Crop Over is the height of Barbados holiday celebrations, even more so than Independence Day. Two days, two working days, are given over to the fete much like Carnival in Trinidad with music, nearly butt naked dancing and copious amounts of alcohol to whet the appetite for excitement and celebration. I watched it all on TV. Yeah, I know, lame. But I couldn't really think of any way to participate this year. Most of the jumping--walking, marching, and dancing in the parade--would take place far from home and Didier, sure of mysterious illnesses that would suddenly befall scheduled workers, was on the job. While I have been ambivalent about Barbados, I respect holidays and traditions, and hoped to experience the real Crop Over in some way.
From my end, all I saw were closed shops and banks, empty streets, a quiet Holetown, and ex-pats scrambling to get together. Many had already been part of Crop Over in years passed and just wanted to get on with their lives today and some were in situations like mine, just not really willing to bus the girls to Bridgetown for bacchanalia in the heat, rain, and crowds, though the rain and wind probably gave the jumpers some break from this broiling heat and humidity.

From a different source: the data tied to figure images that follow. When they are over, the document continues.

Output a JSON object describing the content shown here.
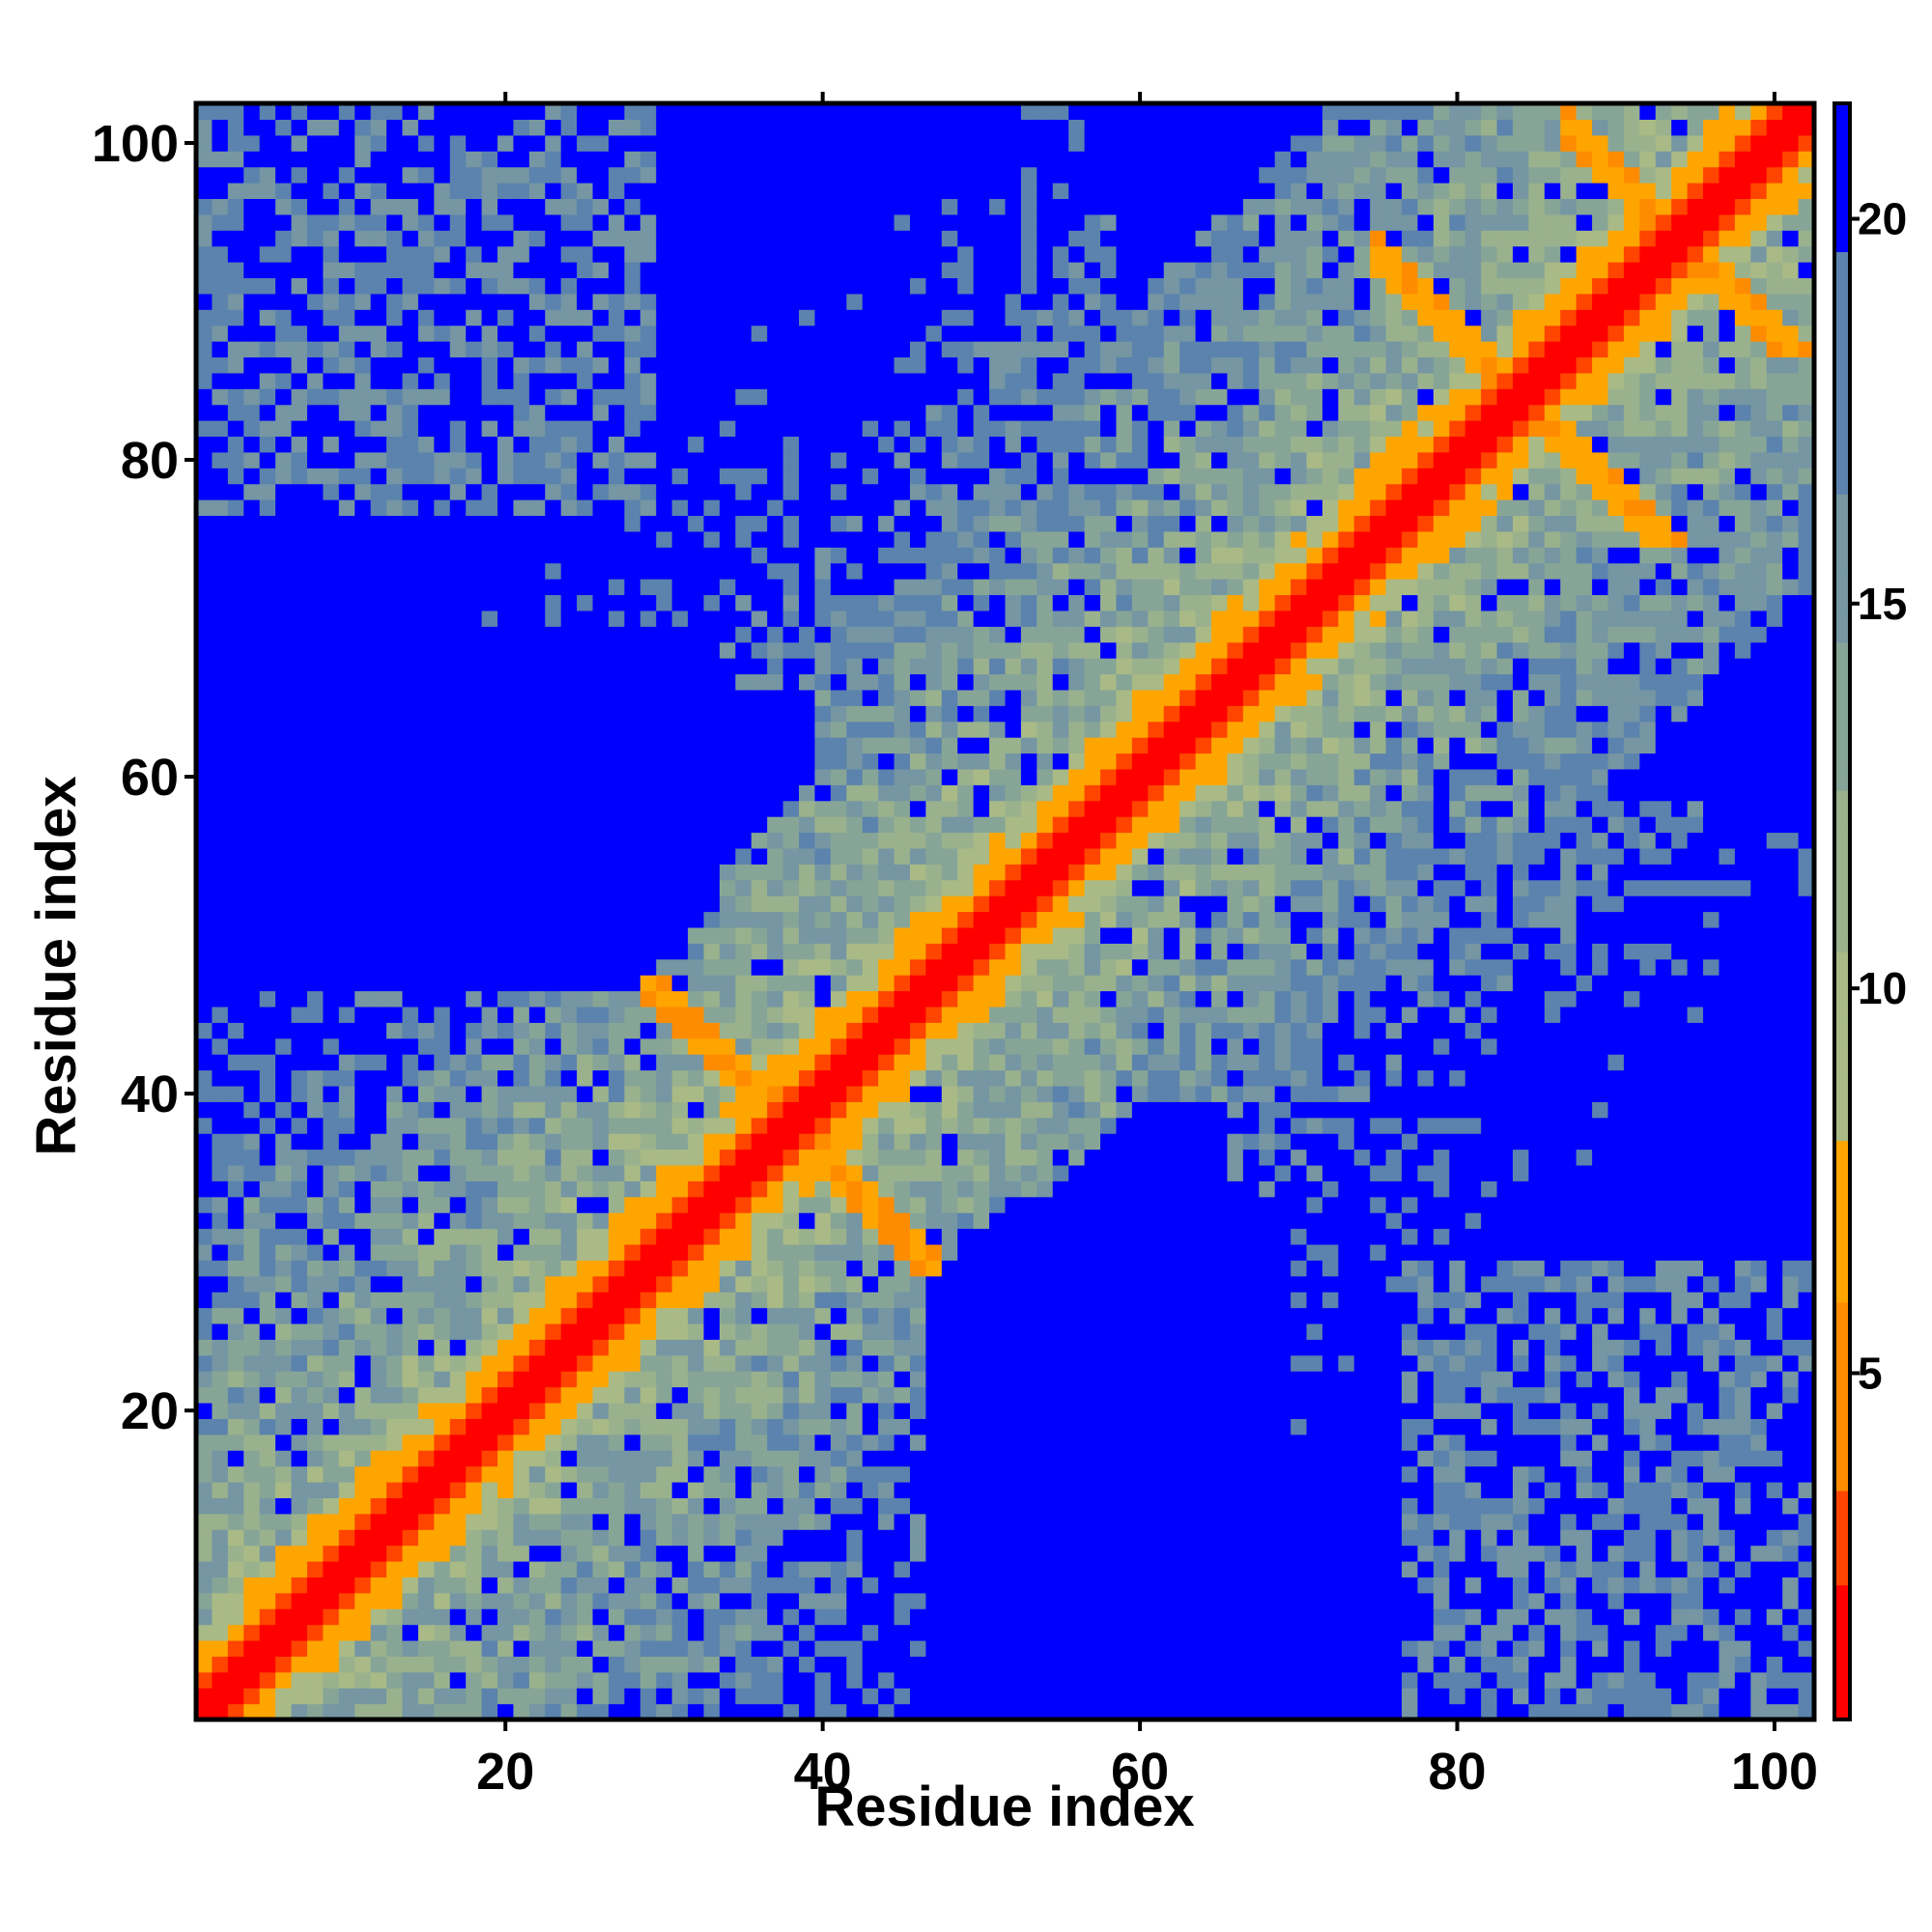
{
  "chart_data": {
    "type": "heatmap",
    "title": "",
    "xlabel": "Residue index",
    "ylabel": "Residue index",
    "n_residues": 102,
    "xlim": [
      1,
      102
    ],
    "ylim": [
      1,
      102
    ],
    "x_ticks": [
      20,
      40,
      60,
      80,
      100
    ],
    "y_ticks": [
      20,
      40,
      60,
      80,
      100
    ],
    "colorbar": {
      "range": [
        0.5,
        21.5
      ],
      "ticks": [
        5,
        10,
        15,
        20
      ],
      "colors": {
        "low": "#ff0000",
        "mid_low": "#ff8c00",
        "mid": "#9fb68a",
        "high": "#5b83ad",
        "saturated": "#0000ff"
      }
    },
    "values": "Pairwise residue distance map (symmetric): values near 1 along the diagonal (red), 4–8 in secondary-structure contacts (orange), 9–19 in the neighbourhood bands (green/steel-blue), and >=20 saturated (blue) in the off-diagonal blocks.",
    "contact_features": [
      {
        "kind": "helix-diagonal",
        "range": [
          1,
          102
        ]
      },
      {
        "kind": "anti-diagonal contact",
        "from": [
          26,
          50
        ],
        "to": [
          50,
          26
        ]
      },
      {
        "kind": "anti-diagonal contact",
        "from": [
          86,
          102
        ],
        "to": [
          102,
          86
        ]
      },
      {
        "kind": "anti-diagonal contact",
        "from": [
          94,
          74
        ],
        "to": [
          74,
          94
        ]
      }
    ]
  }
}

That was yesterday. Today, the banks and stores are still closed. I imagine there is quite a lot of recuperating going on on the island today. Even better for us. Because today, we ladies had a special treat. We met up, well actually, we were picked up by my friend and the girls' swimming instructor, Wendy and her two little girls, both former classmates of Lily's, and taken to the beach at Sandy Lane. Sandy Lane is an incredibly posh hotel on the island, actually THE posh hotel which also has a housing development full of lovely homes and a golf course and all things lovely on Barbados. It is truly stunning. Tiger Woods, God bless him, got married at Sandy Lane, and though he unsuccessful prevented people from taking the access road through the property to prevent paparazzi et al from getting in, he was able to shut down the rest of the place. I can see why he'd want to. It is gorgeous and well maintained. It's where all the British celebrities stay when they are here. (And they are here much more than anyone from America.) The beach is lovely and today was quite calm and quiet.
The girls got to playing straight away and we all got in the water, it being too gorgeous to resist. Wendy is right up my alley, something I surely haven't said much since arriving here. She is funny and witty and we found we had more in common than we'd known. I don't feel like I have to be selective about what I share, trying to protect her from my potty mouth and sarcasm and felt I could be more forthright about our life here.
There is a lot of pretense in Barbados. Surely everywhere, but there is a facade I think quite common in resort communities where people either pretend to have more than they do, to be happier than they are, to adore everything they experience on a daily basis and give you a look of repulsion if you say you think the emperor is really not wearing any clothes. Now I am certainly a great pretender, I made my living that way for a time, but I have missed honest, open dialogue, irreverence, and just shit-talking. I have always needed to talk it out to figure it out and I find the more I have been able to do that of late, the better being here has been. Better. I am not selling the farm just yet.
It was a lovely morning with just one meltdown, finally not mine or Lily's, and I arrived home happy, contented, and absolutely burnt a nice chocolate brown. My little caramel and milk chocolate dewdrops were satisfied too. Now isn't that a way to spend a holiday.